Рядом с письмами лежало донесение одного агента:
«Для разыскания покушавшихся на жизнь шефа злоумышленников, полиция легко может проверить от прислуги лиц, имеющих собственных лошадей, не закладывали ли они 4 августа, рано утром, вороной хорошей лошади в линейку темно-синего цвета, и не был ли экипаж отпущен без кучера, так как личность, управляющая лошадью, как говорят, не похожа на простолюдина. Приметы ее: брюнет, с небольшими усами, лицо чистое, волосы курчавые».
«Идиот, — подумал полковник, — не разглядел как (следует даже цвета. Бричка была голубая, а не темно-синяя. Бричка! А не линейка. И сидел в ней не один, а двое. Эти негодяи не такие дурачки. Они крупно шли. На черта им нужна больше лошадь?»
Снова и снова полковник переживал случившееся.
Он теперь клял себя за то, что дал преступнику так просто уйти. Почему он не схватил этого молодца, когда тот бесцеремонно отстранил его со своего пути? Почему не бросился на него, когда увидел сверкнувшую в воздухе сталь? Почему не стрелял, когда тот повернулся к нему спиной?
Оцепенел от неожиданности, наглости? Да, оцепенел. Это полковник помнил хорошо. Но так же хорошо он помнил, что оцепенел не только от этого.
Когда преступник заколол шефа и выдернул свой клинок, у полковника мелькнуло, что следующий удар будет ему, и в эти секунды он был не в состоянии выхватить свой револьвер.
Повторись все снова, он знал бы, как себя вести. А сейчас надо ловить этих негодяев! И опять он словно связан по рукам и ногам. Где их искать? Кто они такие? Ничего не известно. Разве только два этих странных письма.

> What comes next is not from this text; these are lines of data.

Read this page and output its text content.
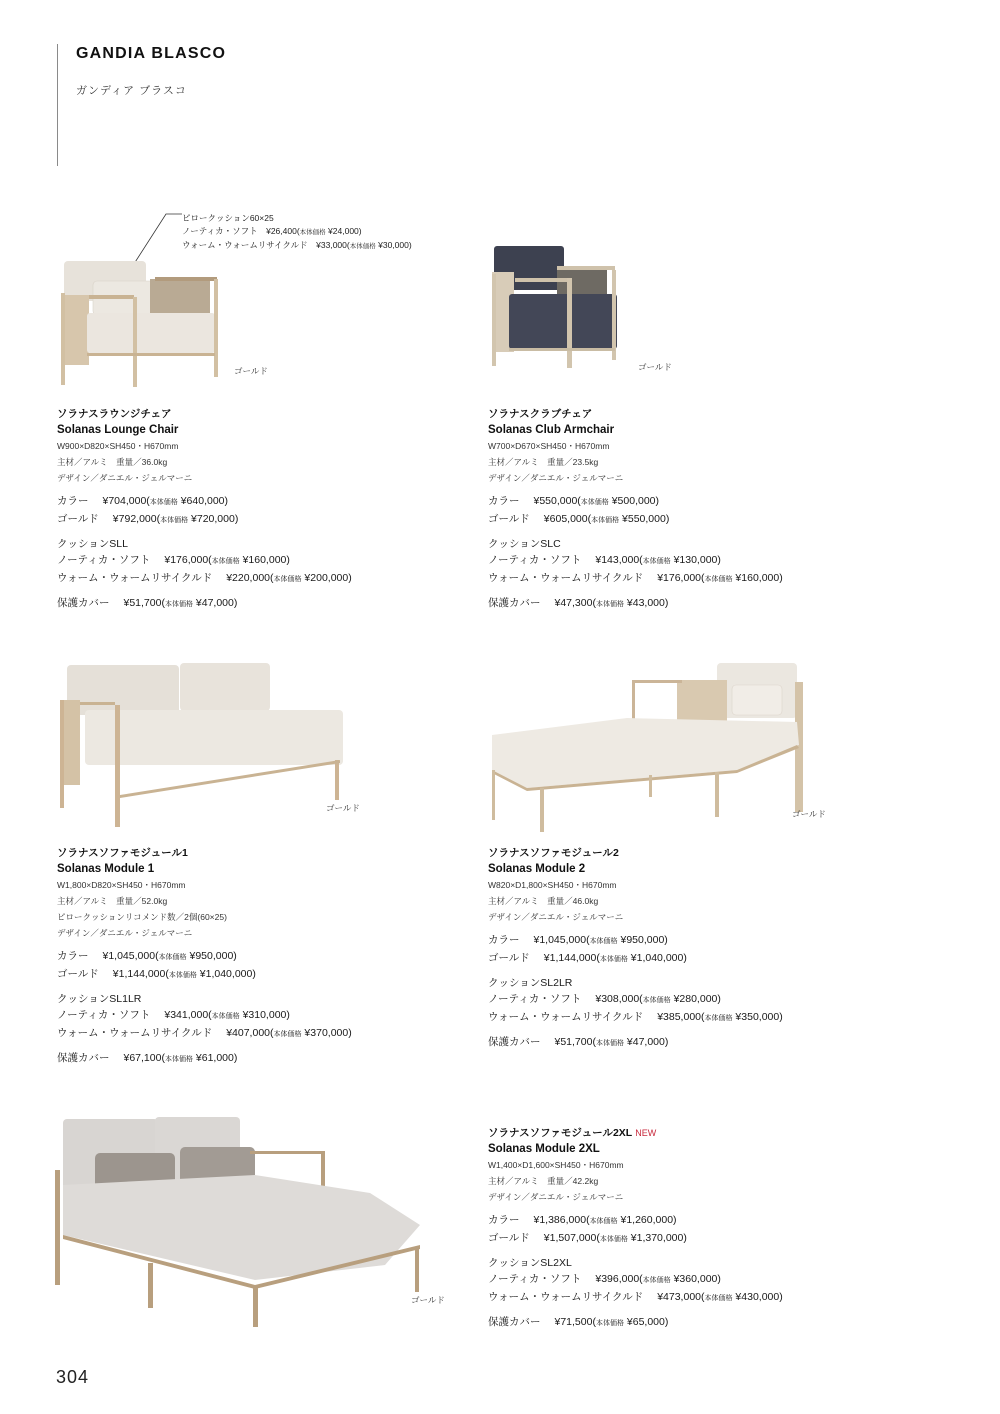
GANDIA BLASCO
ガンディア ブラスコ
ピロークッション60×25
ノーティカ・ソフト　 ¥26,400(本体価格 ¥24,000)
ウォーム・ウォームリサイクルド　 ¥33,000(本体価格 ¥30,000)
ゴールド	ゴールド
ソラナスラウンジチェア
Solanas Lounge Chair
W900×D820×SH450・H670mm
主材／アルミ　重量／36.0kg
デザイン／ダニエル・ジェルマーニ
カラー ¥704,000(本体価格 ¥640,000)
ゴールド ¥792,000(本体価格 ¥720,000)
クッションSLL
ノーティカ・ソフト ¥176,000(本体価格 ¥160,000)
ウォーム・ウォームリサイクルド ¥220,000(本体価格 ¥200,000)
保護カバー ¥51,700(本体価格 ¥47,000)
ソラナスクラブチェア
Solanas Club Armchair
W700×D670×SH450・H670mm
主材／アルミ　重量／23.5kg
デザイン／ダニエル・ジェルマーニ
カラー ¥550,000(本体価格 ¥500,000)
ゴールド ¥605,000(本体価格 ¥550,000)
クッションSLC
ノーティカ・ソフト ¥143,000(本体価格 ¥130,000)
ウォーム・ウォームリサイクルド ¥176,000(本体価格 ¥160,000)
保護カバー ¥47,300(本体価格 ¥43,000)
ゴールド
ゴールド
ソラナスソファモジュール1
Solanas Module 1
W1,800×D820×SH450・H670mm
主材／アルミ　重量／52.0kg
ピロークッションリコメンド数／2個(60×25)
デザイン／ダニエル・ジェルマーニ
カラー ¥1,045,000(本体価格 ¥950,000)
ゴールド ¥1,144,000(本体価格 ¥1,040,000)
クッションSL1LR
ノーティカ・ソフト ¥341,000(本体価格 ¥310,000)
ウォーム・ウォームリサイクルド ¥407,000(本体価格 ¥370,000)
保護カバー ¥67,100(本体価格 ¥61,000)
ソラナスソファモジュール2
Solanas Module 2
W820×D1,800×SH450・H670mm
主材／アルミ　重量／46.0kg
デザイン／ダニエル・ジェルマーニ
カラー ¥1,045,000(本体価格 ¥950,000)
ゴールド ¥1,144,000(本体価格 ¥1,040,000)
クッションSL2LR
ノーティカ・ソフト ¥308,000(本体価格 ¥280,000)
ウォーム・ウォームリサイクルド ¥385,000(本体価格 ¥350,000)
保護カバー ¥51,700(本体価格 ¥47,000)
ゴールド
ソラナスソファモジュール2XL NEW
Solanas Module 2XL
W1,400×D1,600×SH450・H670mm
主材／アルミ　重量／42.2kg
デザイン／ダニエル・ジェルマーニ
カラー ¥1,386,000(本体価格 ¥1,260,000)
ゴールド ¥1,507,000(本体価格 ¥1,370,000)
クッションSL2XL
ノーティカ・ソフト ¥396,000(本体価格 ¥360,000)
ウォーム・ウォームリサイクルド ¥473,000(本体価格 ¥430,000)
保護カバー ¥71,500(本体価格 ¥65,000)
304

Очень подозрительные письма. К разным адресатам, но написаны одной рукой. Второе явно законспирировано:
«Все мы живы и здоровы, голубушка моя родная, — писал кто-то неразборчивым почерком, — и все обстоит у нас благополучно. Капитан недавно заболел, был на охоте, ранил двух волков, но сам простудился и захворал. В О. вообще свирепствует тиф и почти все болеют, но это не грозит нам здесь, потому что климатические условия очень различны, там, говорят, не привыкли беречь своего здоровья, и жизнь вообще очень небрежная, правила гигиены совсем не соблюдаются. Насчет же исхода болезни, надо думать, что он будет совсем не так гибелен для больных, как это предрешили доктора, — этому уже есть приметы, — оказывается, что доктора гораздо трусливее своих пациентов».